In the second run, I tried to avoid these pitfalls by freezing the model’s weights: I created two copies of the model — one for processing latents and one for processing language. The language copy is frozen while the latent copy is trained on the same signal as the first run. This setup was meant to ensure that the latents are actually utilized because it is the only thing that can be changed by the training process. It also ensures that the language model can’t just memorize the answer because the copy of the model that processes language is frozen. In essence, the purpose of the latent copy is to produce latent embeddings that elicit the right answer when those latent embeddings are seen by the language copy.

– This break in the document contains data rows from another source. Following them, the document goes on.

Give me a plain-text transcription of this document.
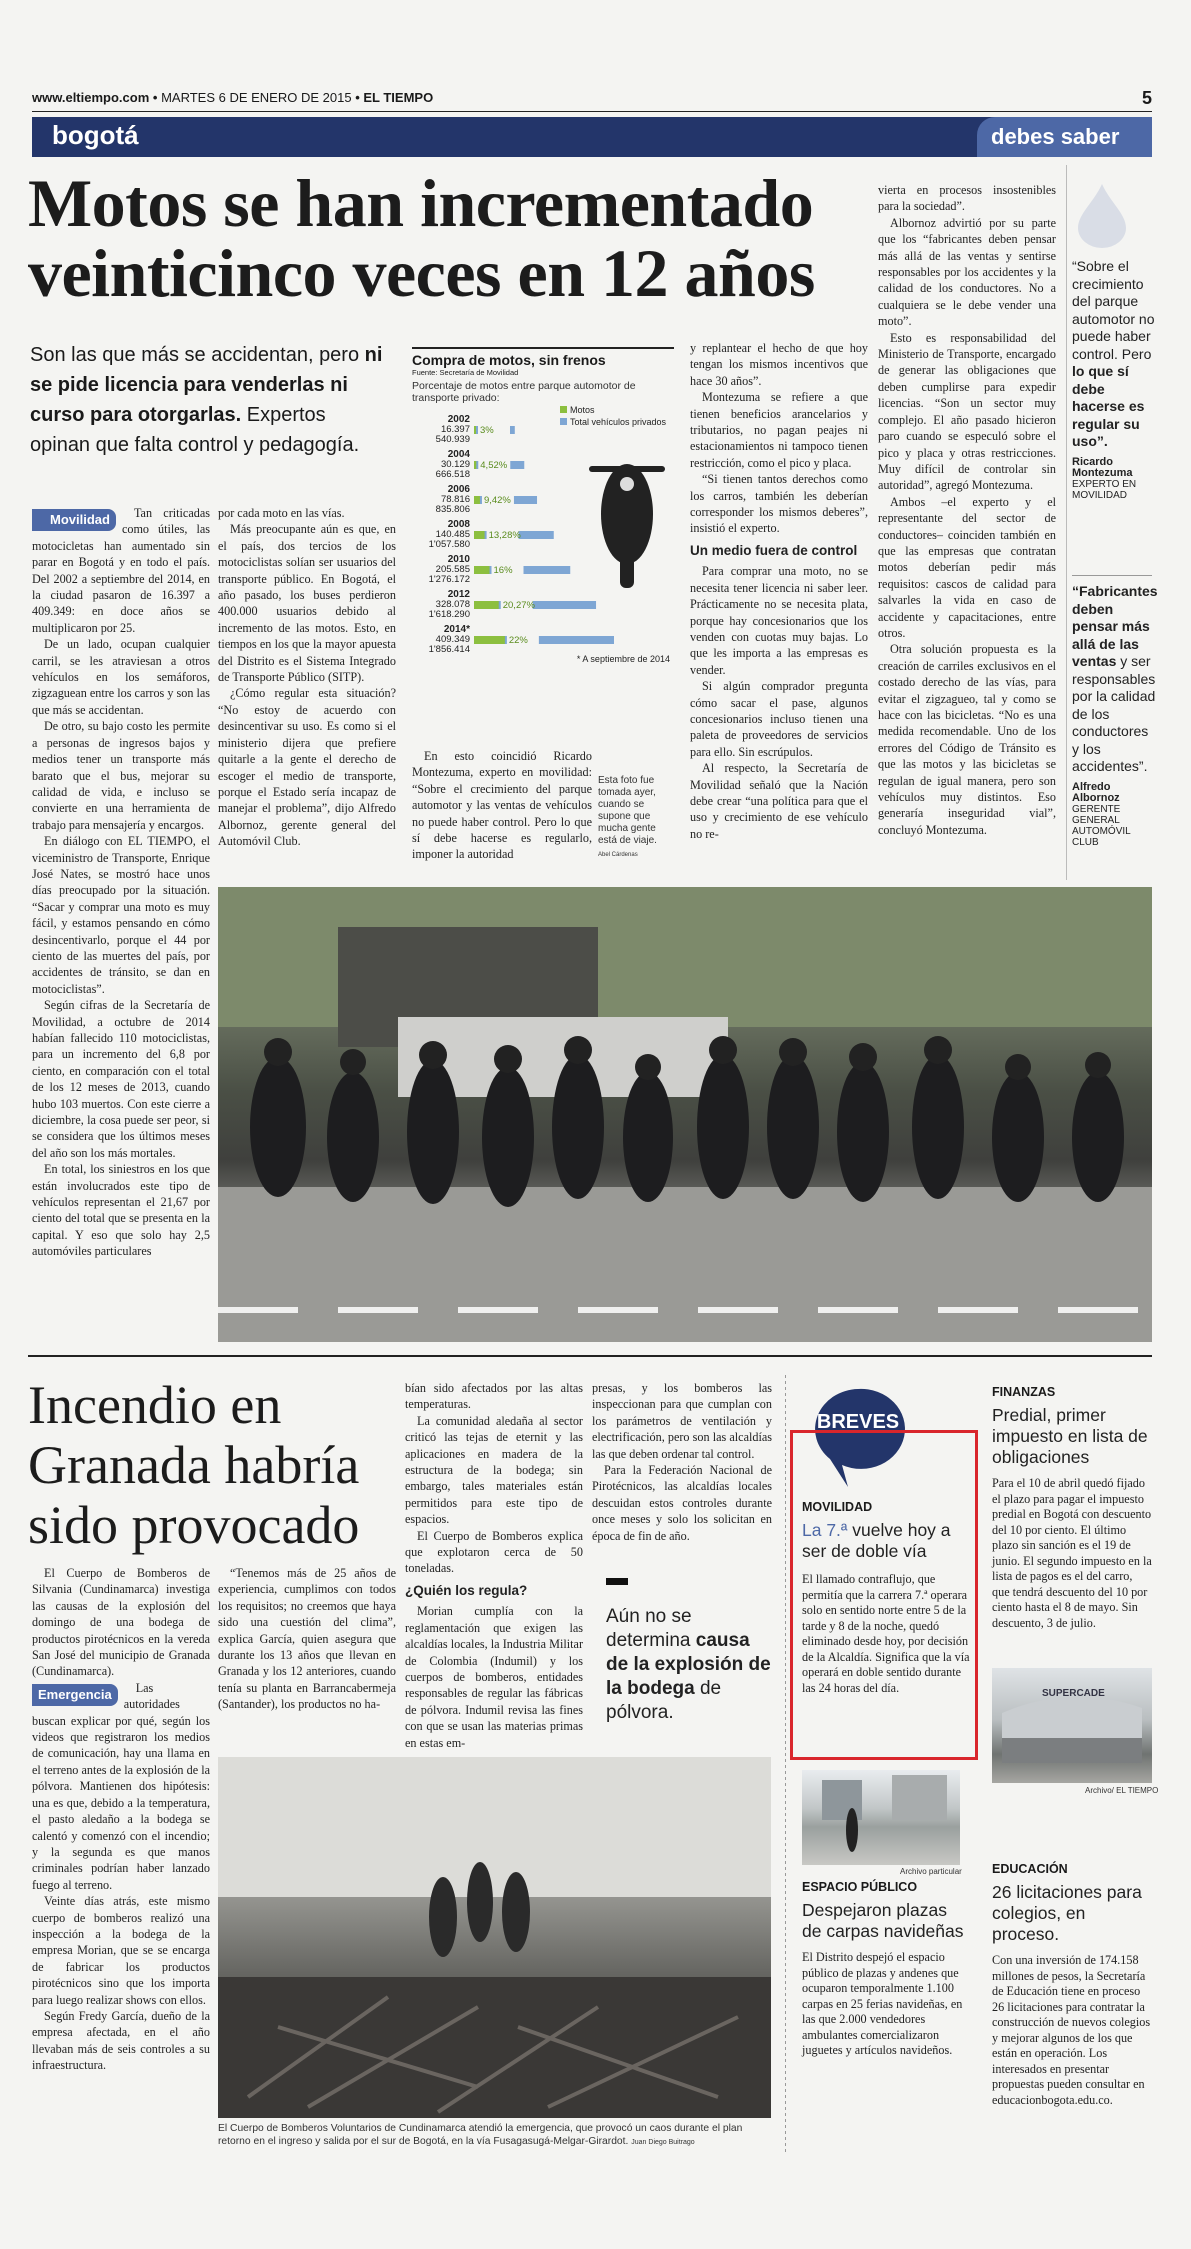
www.eltiempo.com • MARTES 6 DE ENERO DE 2015 • EL TIEMPO	5
bogotá	debes saber
Motos se han incrementado veinticinco veces en 12 años
Son las que más se accidentan, pero ni se pide licencia para venderlas ni curso para otorgarlas. Expertos opinan que falta control y pedagogía.

Movilidad	Tan criticadas como útiles, las motocicletas han aumentado sin parar en Bogotá y en todo el país. Del 2002 a septiembre del 2014, en la ciudad pasaron de 16.397 a 409.349: en doce años se multiplicaron por 25.

De un lado, ocupan cualquier carril, se les atraviesan a otros vehículos en los semáforos, zigzaguean entre los carros y son las que más se accidentan.

De otro, su bajo costo les permite a personas de ingresos bajos y medios tener un transporte más barato que el bus, mejorar su calidad de vida, e incluso se convierte en una herramienta de trabajo para mensajería y encargos.

En diálogo con EL TIEMPO, el viceministro de Transporte, Enrique José Nates, se mostró hace unos días preocupado por la situación. “Sacar y comprar una moto es muy fácil, y estamos pensando en cómo desincentivarlo, porque el 44 por ciento de las muertes del país, por accidentes de tránsito, se dan en motociclistas”.

Según cifras de la Secretaría de Movilidad, a octubre de 2014 habían fallecido 110 motociclistas, para un incremento del 6,8 por ciento, en comparación con el total de los 12 meses de 2013, cuando hubo 103 muertos. Con este cierre a diciembre, la cosa puede ser peor, si se considera que los últimos meses del año son los más mortales.

En total, los siniestros en los que están involucrados este tipo de vehículos representan el 21,67 por ciento del total que se presenta en la capital. Y eso que solo hay 2,5 automóviles particulares

por cada moto en las vías.

Más preocupante aún es que, en el país, dos tercios de los motociclistas solían ser usuarios del transporte público. En Bogotá, el año pasado, los buses perdieron 400.000 usuarios debido al incremento de las motos. Esto, en tiempos en los que la mayor apuesta del Distrito es el Sistema Integrado de Transporte Público (SITP).

¿Cómo regular esta situación? “No estoy de acuerdo con desincentivar su uso. Es como si el ministerio dijera que prefiere quitarle a la gente el derecho de escoger el medio de transporte, porque el Estado sería incapaz de manejar el problema”, dijo Alfredo Albornoz, gerente general del Automóvil Club.

Compra de motos, sin frenos
Fuente: Secretaría de Movilidad
Porcentaje de motos entre parque automotor de transporte privado:
Motos
Total vehículos privados
2002
16.397
540.939
3%
2004
30.129
666.518
4,52%
2006
78.816
835.806
9,42%
2008
140.485
1'057.580
13,28%
2010
205.585
1'276.172
16%
2012
328.078
1'618.290
20,27%
2014*
409.349
1'856.414
22%
* A septiembre de 2014

En esto coincidió Ricardo Montezuma, experto en movilidad: “Sobre el crecimiento del parque automotor y las ventas de vehículos no puede haber control. Pero lo que sí debe hacerse es regularlo, imponer la autoridad

Esta foto fue tomada ayer, cuando se supone que mucha gente está de viaje.
Abel Cárdenas

y replantear el hecho de que hoy tengan los mismos incentivos que hace 30 años”.

Montezuma se refiere a que tienen beneficios arancelarios y tributarios, no pagan peajes ni estacionamientos ni tampoco tienen restricción, como el pico y placa.

“Si tienen tantos derechos como los carros, también les deberían corresponder los mismos deberes”, insistió el experto.

Un medio fuera de control

Para comprar una moto, no se necesita tener licencia ni saber leer. Prácticamente no se necesita plata, porque hay concesionarios que los venden con cuotas muy bajas. Lo que les importa a las empresas es vender.

Si algún comprador pregunta cómo sacar el pase, algunos concesionarios incluso tienen una paleta de proveedores de servicios para ello. Sin escrúpulos.

Al respecto, la Secretaría de Movilidad señaló que la Nación debe crear “una política para que el uso y crecimiento de ese vehículo no re-

vierta en procesos insostenibles para la sociedad”.

Albornoz advirtió por su parte que los “fabricantes deben pensar más allá de las ventas y sentirse responsables por los accidentes y la calidad de los conductores. No a cualquiera se le debe vender una moto”.

Esto es responsabilidad del Ministerio de Transporte, encargado de generar las obligaciones que deben cumplirse para expedir licencias. “Son un sector muy complejo. El año pasado hicieron paro cuando se especuló sobre el pico y placa y otras restricciones. Muy difícil de controlar sin autoridad”, agregó Montezuma.

Ambos –el experto y el representante del sector de conductores– coinciden también en que las empresas que contratan motos deberían pedir más requisitos: cascos de calidad para salvarles la vida en caso de accidente y capacitaciones, entre otros.

Otra solución propuesta es la creación de carriles exclusivos en el costado derecho de las vías, para evitar el zigzagueo, tal y como se hace con las bicicletas. “No es una medida recomendable. Uno de los errores del Código de Tránsito es que las motos y las bicicletas se regulan de igual manera, pero son vehículos muy distintos. Eso generaría inseguridad vial”, concluyó Montezuma.

“Sobre el crecimiento del parque automotor no puede haber control. Pero lo que sí debe hacerse es regular su uso”.
Ricardo Montezuma
EXPERTO EN MOVILIDAD
“Fabricantes deben pensar más allá de las ventas y ser responsables por la calidad de los conductores y los accidentes”.
Alfredo Albornoz
GERENTE GENERAL AUTOMÓVIL CLUB
Incendio en Granada habría sido provocado

El Cuerpo de Bomberos de Silvania (Cundinamarca) investiga las causas de la explosión del domingo de una bodega de productos pirotécnicos en la vereda San José del municipio de Granada (Cundinamarca).

Emergencia	Las autoridades buscan explicar por qué, según los videos que registraron los medios de comunicación, hay una llama en el terreno antes de la explosión de la pólvora. Mantienen dos hipótesis: una es que, debido a la temperatura, el pasto aledaño a la bodega se calentó y comenzó con el incendio; y la segunda es que manos criminales podrían haber lanzado fuego al terreno.

Veinte días atrás, este mismo cuerpo de bomberos realizó una inspección a la bodega de la empresa Morian, que se se encarga de fabricar los productos pirotécnicos sino que los importa para luego realizar shows con ellos.

Según Fredy García, dueño de la empresa afectada, en el año llevaban más de seis controles a su infraestructura.

“Tenemos más de 25 años de experiencia, cumplimos con todos los requisitos; no creemos que haya sido una cuestión del clima”, explica García, quien asegura que durante los 13 años que llevan en Granada y los 12 anteriores, cuando tenía su planta en Barrancabermeja (Santander), los productos no ha-

bían sido afectados por las altas temperaturas.

La comunidad aledaña al sector criticó las tejas de eternit y las aplicaciones en madera de la estructura de la bodega; sin embargo, tales materiales están permitidos para este tipo de espacios.

El Cuerpo de Bomberos explica que explotaron cerca de 50 toneladas.

¿Quién los regula?

Morian cumplía con la reglamentación que exigen las alcaldías locales, la Industria Militar de Colombia (Indumil) y los cuerpos de bomberos, entidades responsables de regular las fábricas de pólvora. Indumil revisa las fines con que se usan las materias primas en estas em-

presas, y los bomberos las inspeccionan para que cumplan con los parámetros de ventilación y electrificación, pero son las alcaldías las que deben ordenar tal control.

Para la Federación Nacional de Pirotécnicos, las alcaldías locales descuidan estos controles durante once meses y solo los solicitan en época de fin de año.

Aún no se determina causa de la explosión de la bodega de pólvora.
El Cuerpo de Bomberos Voluntarios de Cundinamarca atendió la emergencia, que provocó un caos durante el plan retorno en el ingreso y salida por el sur de Bogotá, en la vía Fusagasugá-Melgar-Girardot. Juan Diego Buitrago
BREVES
MOVILIDAD
La 7.ª vuelve hoy a ser de doble vía
El llamado contraflujo, que permitía que la carrera 7.ª operara solo en sentido norte entre 5 de la tarde y 8 de la noche, quedó eliminado desde hoy, por decisión de la Alcaldía. Significa que la vía operará en doble sentido durante las 24 horas del día.
Archivo particular
ESPACIO PÚBLICO
Despejaron plazas de carpas navideñas
El Distrito despejó el espacio público de plazas y andenes que ocuparon temporalmente 1.100 carpas en 25 ferias navideñas, en las que 2.000 vendedores ambulantes comercializaron juguetes y artículos navideños.
FINANZAS
Predial, primer impuesto en lista de obligaciones
Para el 10 de abril quedó fijado el plazo para pagar el impuesto predial en Bogotá con descuento del 10 por ciento. El último plazo sin sanción es el 19 de junio. El segundo impuesto en la lista de pagos es el del carro, que tendrá descuento del 10 por ciento hasta el 8 de mayo. Sin descuento, 3 de julio.
SUPERCADE
Archivo/ EL TIEMPO
EDUCACIÓN
26 licitaciones para colegios, en proceso.
Con una inversión de 174.158 millones de pesos, la Secretaría de Educación tiene en proceso 26 licitaciones para contratar la construcción de nuevos colegios y mejorar algunos de los que están en operación. Los interesados en presentar propuestas pueden consultar en educacionbogota.edu.co.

In this second run, I saw a rapid drop off in train loss before it flatlined. Similarly, test loss was also flat. The alignment between train and test loss suggests that the model isn’t overfitting, but the flatlining of both losses suggests that the model just isn’t learning anything at all. The most likely explanation here is that the model was initially perplexed by the sudden introduction of latent tokens. It then quickly learned to ignore these latents — at which point it stopped improving. To validate this hypothesis, I tried decoding the latent embeddings into language tokens. If the model is learning some useful representation, then you might still see some similarity to normal language tokens — after all, the model is initialized from a pretrained language model and only trained for a short while. You’d also expect the decoded tokens to be meaningful and have some relation to the actual problem and process. For example, the tokens might be numeric, or they might connect to the necessary operations.

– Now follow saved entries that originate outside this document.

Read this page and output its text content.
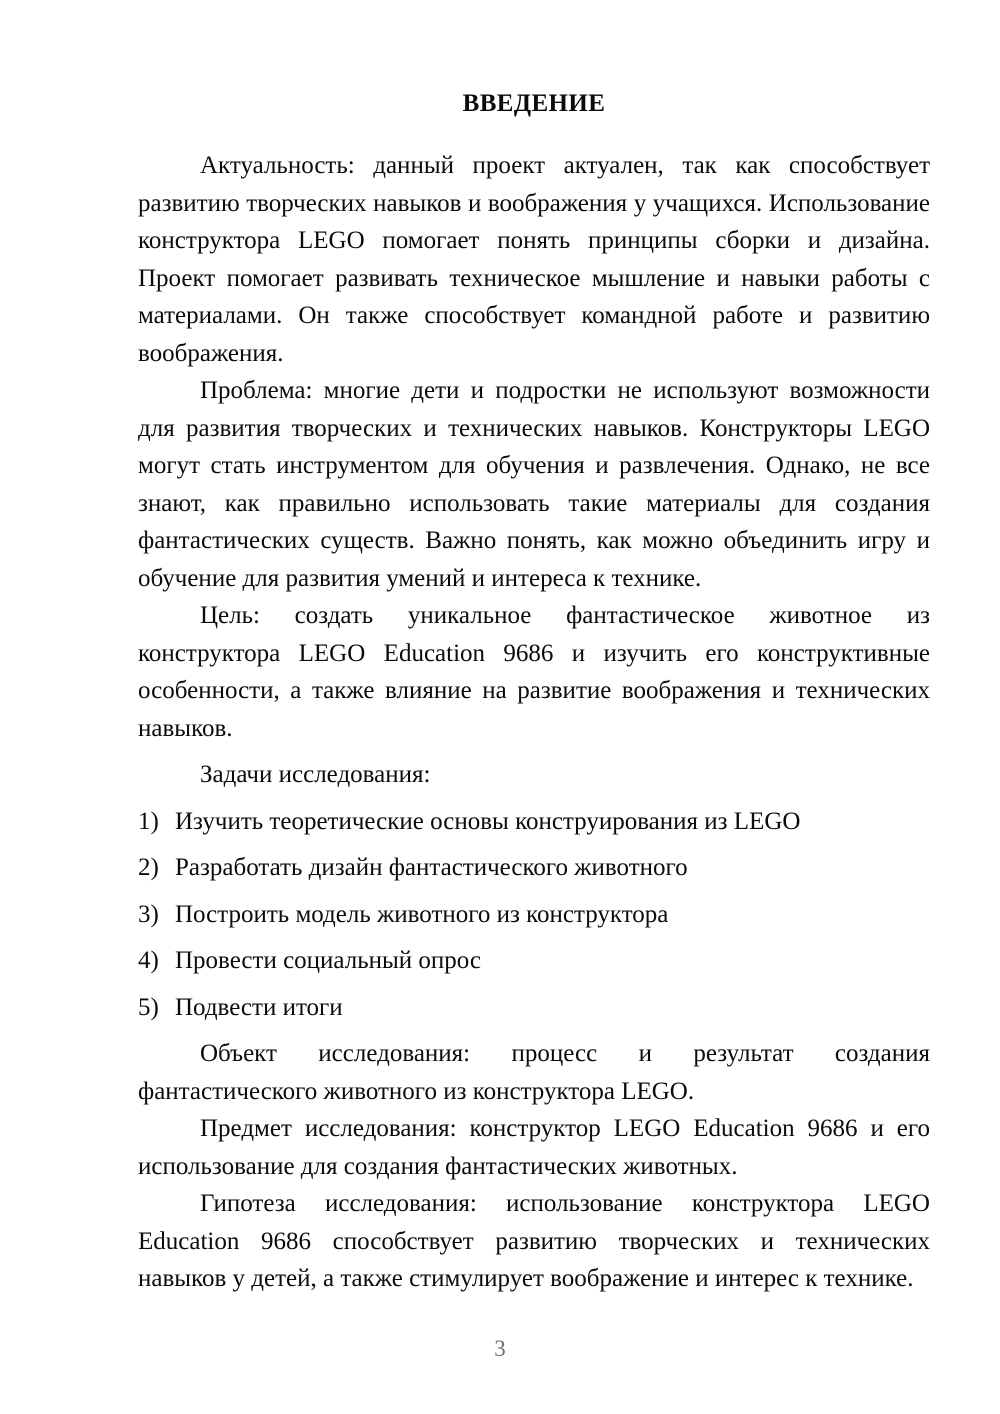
ВВЕДЕНИЕ

Актуальность: данный проект актуален, так как способствует развитию творческих навыков и воображения у учащихся. Использование конструктора LEGO помогает понять принципы сборки и дизайна. Проект помогает развивать техническое мышление и навыки работы с материалами. Он также способствует командной работе и развитию воображения.

Проблема: многие дети и подростки не используют возможности для развития творческих и технических навыков. Конструкторы LEGO могут стать инструментом для обучения и развлечения. Однако, не все знают, как правильно использовать такие материалы для создания фантастических существ. Важно понять, как можно объединить игру и обучение для развития умений и интереса к технике.

Цель: создать уникальное фантастическое животное из конструктора LEGO Education 9686 и изучить его конструктивные особенности, а также влияние на развитие воображения и технических навыков.

Задачи исследования:

1) Изучить теоретические основы конструирования из LEGO
2) Разработать дизайн фантастического животного
3) Построить модель животного из конструктора
4) Провести социальный опрос
5) Подвести итоги

Объект исследования: процесс и результат создания фантастического животного из конструктора LEGO.

Предмет исследования: конструктор LEGO Education 9686 и его использование для создания фантастических животных.

Гипотеза исследования: использование конструктора LEGO Education 9686 способствует развитию творческих и технических навыков у детей, а также стимулирует воображение и интерес к технике.

3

Instead I saw nonsense tokens that reappeared in different chains of thought without any clear correlation to the actual problem. Recurring tokens included “BaseContext” and “-gages”, and the tokens often involved language switching with several instances of Chinese, Japanese, and Korean characters. I’m guessing the recurring English tokens were either very common or uncommon in Qwen2’s training data: both cases may lead to effectively meaningless representations. There were also a pair of learned embeddings that represented the beginning and end of the chain of thought. These tokens were even less meaningful when I decoded them. Language switching was even more frequent — ranging from Arabic to Russian to Thai. These tokens suggest that the model did just learn to ignore the latent tokens. It was not able to improve beyond this point and meaningfully use the latents because this is a local optimum: the base model’s ability to predict the next set of language tokens is already pretty good, so the immediate and easy solution is to just ignore latents.

Next Steps

It’s possible that just letting the model learn freely with RLVR will work much better for latents. I’m pretty skeptical of this approach being able to get off the ground, and I suspect we’d see the same result of the model just learning to ignore latents. Another possibility is that you just need much more data — or maybe a different dataset or base model. I’m personally not interested enough to try these things, but my code is available at this repo. The main branch contains the initial method of training the whole model, and the two-trunk has the second experiment of separate language and latent copies.

References

Hao, Shibo, et al. “Training large language models to reason in a continuous latent space.” arXiv preprint arXiv:2412.06769 (2024).

Yang, An et al. “Qwen2 Technical Report.” ArXiv abs/2407.10671 (2024).